Turning to business taxes, the Chancellor said he would reduce the enhanced deduction rate for Research & Development (R&D) Tax Relief for SMEs from 130 per cent to 86 per cent of qualifying expenditure from April 2023. The tax credit for loss-making SMEs will fall from 14.5 per cent to 10 per cent.
On Business Rates, he said that the revaluation exercise will go ahead as planned in April 2023. £13.6 billion of support will be provided over five years to help businesses transition to the new bills.
He said the Business Rates multipliers will be frozen in 2023/24 and there will be extended and increased relief for businesses in the retail, hospitality and leisure sectors. That relief will increase to 75 per cent.
The National Insurance Secondary Threshold will remain at £9,100 until April 2028.
National Living Wage, Energy and Pensions
Turning to the National Living Wage (NLW) and National Minimum Wage (NMW), the Chancellor announced he would increase the rates for those aged 23 and over by 9.7 per cent to £10.42 an hour from 1 April 2023.

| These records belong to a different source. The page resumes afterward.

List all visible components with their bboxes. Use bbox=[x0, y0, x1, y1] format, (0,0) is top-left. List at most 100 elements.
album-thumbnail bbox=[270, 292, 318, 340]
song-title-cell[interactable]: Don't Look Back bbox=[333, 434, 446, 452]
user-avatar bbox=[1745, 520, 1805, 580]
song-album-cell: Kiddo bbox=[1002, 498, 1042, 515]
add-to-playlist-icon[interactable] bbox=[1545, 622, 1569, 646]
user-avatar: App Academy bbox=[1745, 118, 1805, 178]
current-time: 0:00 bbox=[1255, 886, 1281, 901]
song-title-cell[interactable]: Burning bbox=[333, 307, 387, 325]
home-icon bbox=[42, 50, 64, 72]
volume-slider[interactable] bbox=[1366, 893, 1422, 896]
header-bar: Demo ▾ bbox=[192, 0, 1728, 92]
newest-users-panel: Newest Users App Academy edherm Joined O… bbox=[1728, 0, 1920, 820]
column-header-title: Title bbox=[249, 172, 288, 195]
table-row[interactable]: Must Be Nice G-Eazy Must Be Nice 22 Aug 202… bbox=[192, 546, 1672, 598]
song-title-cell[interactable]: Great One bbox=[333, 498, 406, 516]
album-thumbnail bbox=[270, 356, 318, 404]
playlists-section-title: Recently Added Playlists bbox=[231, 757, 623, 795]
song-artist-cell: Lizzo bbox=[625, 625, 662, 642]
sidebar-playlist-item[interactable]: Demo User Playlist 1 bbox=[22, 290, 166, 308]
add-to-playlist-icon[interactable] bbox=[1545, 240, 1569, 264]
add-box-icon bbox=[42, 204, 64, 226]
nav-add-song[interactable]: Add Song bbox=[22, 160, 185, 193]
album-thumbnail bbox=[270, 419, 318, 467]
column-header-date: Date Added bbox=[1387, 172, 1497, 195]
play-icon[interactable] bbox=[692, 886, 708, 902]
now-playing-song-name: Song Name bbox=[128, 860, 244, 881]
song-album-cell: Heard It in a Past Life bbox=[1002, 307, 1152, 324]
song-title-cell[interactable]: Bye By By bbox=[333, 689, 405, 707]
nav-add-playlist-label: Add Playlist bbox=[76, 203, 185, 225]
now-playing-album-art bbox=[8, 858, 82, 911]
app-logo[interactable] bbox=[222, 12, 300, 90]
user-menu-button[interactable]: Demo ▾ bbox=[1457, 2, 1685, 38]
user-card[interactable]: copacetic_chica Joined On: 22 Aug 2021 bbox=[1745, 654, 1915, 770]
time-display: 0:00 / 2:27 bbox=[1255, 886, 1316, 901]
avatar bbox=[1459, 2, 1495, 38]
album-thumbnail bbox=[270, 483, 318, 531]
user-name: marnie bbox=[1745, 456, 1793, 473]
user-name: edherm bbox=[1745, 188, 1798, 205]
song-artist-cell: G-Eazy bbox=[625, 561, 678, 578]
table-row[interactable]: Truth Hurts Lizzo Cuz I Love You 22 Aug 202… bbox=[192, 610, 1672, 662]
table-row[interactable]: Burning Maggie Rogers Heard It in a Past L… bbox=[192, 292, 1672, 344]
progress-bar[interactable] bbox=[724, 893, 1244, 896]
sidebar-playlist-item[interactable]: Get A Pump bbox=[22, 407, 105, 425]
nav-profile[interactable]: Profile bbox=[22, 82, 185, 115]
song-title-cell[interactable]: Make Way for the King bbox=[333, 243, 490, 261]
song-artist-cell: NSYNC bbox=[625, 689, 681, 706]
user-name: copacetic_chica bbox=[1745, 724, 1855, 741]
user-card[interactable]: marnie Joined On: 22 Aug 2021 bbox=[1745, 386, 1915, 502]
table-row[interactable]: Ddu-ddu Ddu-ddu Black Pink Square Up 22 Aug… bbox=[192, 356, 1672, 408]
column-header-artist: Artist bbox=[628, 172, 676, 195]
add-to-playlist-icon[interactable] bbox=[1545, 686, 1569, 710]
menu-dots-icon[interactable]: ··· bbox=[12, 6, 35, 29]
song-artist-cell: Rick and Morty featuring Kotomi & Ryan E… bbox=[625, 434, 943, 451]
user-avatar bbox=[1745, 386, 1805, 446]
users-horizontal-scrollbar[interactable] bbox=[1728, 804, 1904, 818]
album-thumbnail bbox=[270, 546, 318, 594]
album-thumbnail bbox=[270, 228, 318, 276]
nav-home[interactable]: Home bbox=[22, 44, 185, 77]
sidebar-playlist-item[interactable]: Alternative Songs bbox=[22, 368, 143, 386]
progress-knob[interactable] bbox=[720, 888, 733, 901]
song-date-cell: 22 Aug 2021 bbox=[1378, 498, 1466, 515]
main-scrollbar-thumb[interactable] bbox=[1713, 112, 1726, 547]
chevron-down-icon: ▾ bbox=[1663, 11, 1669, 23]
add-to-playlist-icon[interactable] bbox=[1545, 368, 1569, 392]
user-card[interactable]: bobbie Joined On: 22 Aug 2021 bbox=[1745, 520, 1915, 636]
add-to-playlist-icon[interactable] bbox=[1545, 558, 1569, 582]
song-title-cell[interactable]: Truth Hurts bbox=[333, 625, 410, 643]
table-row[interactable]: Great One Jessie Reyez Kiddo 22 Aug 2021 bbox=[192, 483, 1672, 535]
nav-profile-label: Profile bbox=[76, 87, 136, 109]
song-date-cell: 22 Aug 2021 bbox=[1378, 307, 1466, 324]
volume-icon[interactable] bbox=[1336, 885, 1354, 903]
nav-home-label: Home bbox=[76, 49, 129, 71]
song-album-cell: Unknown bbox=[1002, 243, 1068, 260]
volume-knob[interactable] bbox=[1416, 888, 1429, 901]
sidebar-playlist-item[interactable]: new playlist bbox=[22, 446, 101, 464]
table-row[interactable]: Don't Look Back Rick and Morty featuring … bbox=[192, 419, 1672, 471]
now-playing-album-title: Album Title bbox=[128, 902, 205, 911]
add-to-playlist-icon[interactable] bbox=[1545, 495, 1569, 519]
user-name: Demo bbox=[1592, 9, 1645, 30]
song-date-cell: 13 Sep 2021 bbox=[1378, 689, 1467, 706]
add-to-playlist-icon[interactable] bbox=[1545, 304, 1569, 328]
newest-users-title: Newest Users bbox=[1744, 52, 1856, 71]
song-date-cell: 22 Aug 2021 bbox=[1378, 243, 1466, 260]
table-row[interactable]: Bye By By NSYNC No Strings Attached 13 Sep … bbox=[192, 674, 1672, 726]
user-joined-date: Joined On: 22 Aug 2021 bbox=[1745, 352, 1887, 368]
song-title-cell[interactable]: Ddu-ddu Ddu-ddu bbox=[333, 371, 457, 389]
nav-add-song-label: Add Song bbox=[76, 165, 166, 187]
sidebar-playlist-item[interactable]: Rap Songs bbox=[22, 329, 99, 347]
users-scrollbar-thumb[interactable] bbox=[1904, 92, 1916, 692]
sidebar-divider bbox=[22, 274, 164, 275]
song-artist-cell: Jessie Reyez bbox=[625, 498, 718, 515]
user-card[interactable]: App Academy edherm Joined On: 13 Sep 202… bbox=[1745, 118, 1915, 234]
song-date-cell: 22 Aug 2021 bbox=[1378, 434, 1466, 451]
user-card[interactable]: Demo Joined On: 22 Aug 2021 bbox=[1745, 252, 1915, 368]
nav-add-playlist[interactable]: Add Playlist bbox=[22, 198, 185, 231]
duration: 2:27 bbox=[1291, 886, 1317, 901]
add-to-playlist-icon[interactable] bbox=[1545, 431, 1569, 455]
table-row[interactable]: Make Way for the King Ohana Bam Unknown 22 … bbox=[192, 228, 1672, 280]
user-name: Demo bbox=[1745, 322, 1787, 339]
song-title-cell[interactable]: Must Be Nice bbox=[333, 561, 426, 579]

Meanwhile, the rate of NMW for those aged 21 and 22, 18 to 20, and 16 and 17 will rise to £10.18, £7.49, and £5.28 an hour respectively. The apprentice rate will also rise to £5.28 an hour.
Moving to address energy costs, the Chancellor said the current Energy Price Guarantee (EPG) will remain in place until April 2023, limiting typical energy bills to £2,500 per year. From April 2023, the EPG will rise to £3,000 for the typical household.
Concluding his speech with pensions, the Chancellor said that the State Pension Triple Lock will remain in place, meaning the State Pension will rise in April 2023 in line with September 2022’s rate of CPI – 10.1 per cent.
The economy is a complex and dynamic system, and there are limits to what can be known about how it will respond to any particular intervention – it is the sum of the ever-changing actions of millions of individuals.
What is more, the Chancellor only has his hands on some of the levers of economic influence, not all of them, and moving one of the levers he controls can stop him from moving another.
Mr Hunt will be hoping he has pulled the right levers by the right amount and that the factors out of his control move in the direction he wants them to.
For businesses and business owners, the impact of the changes is likely to vary considerably and a renewed focus on tax planning is likely to be needed.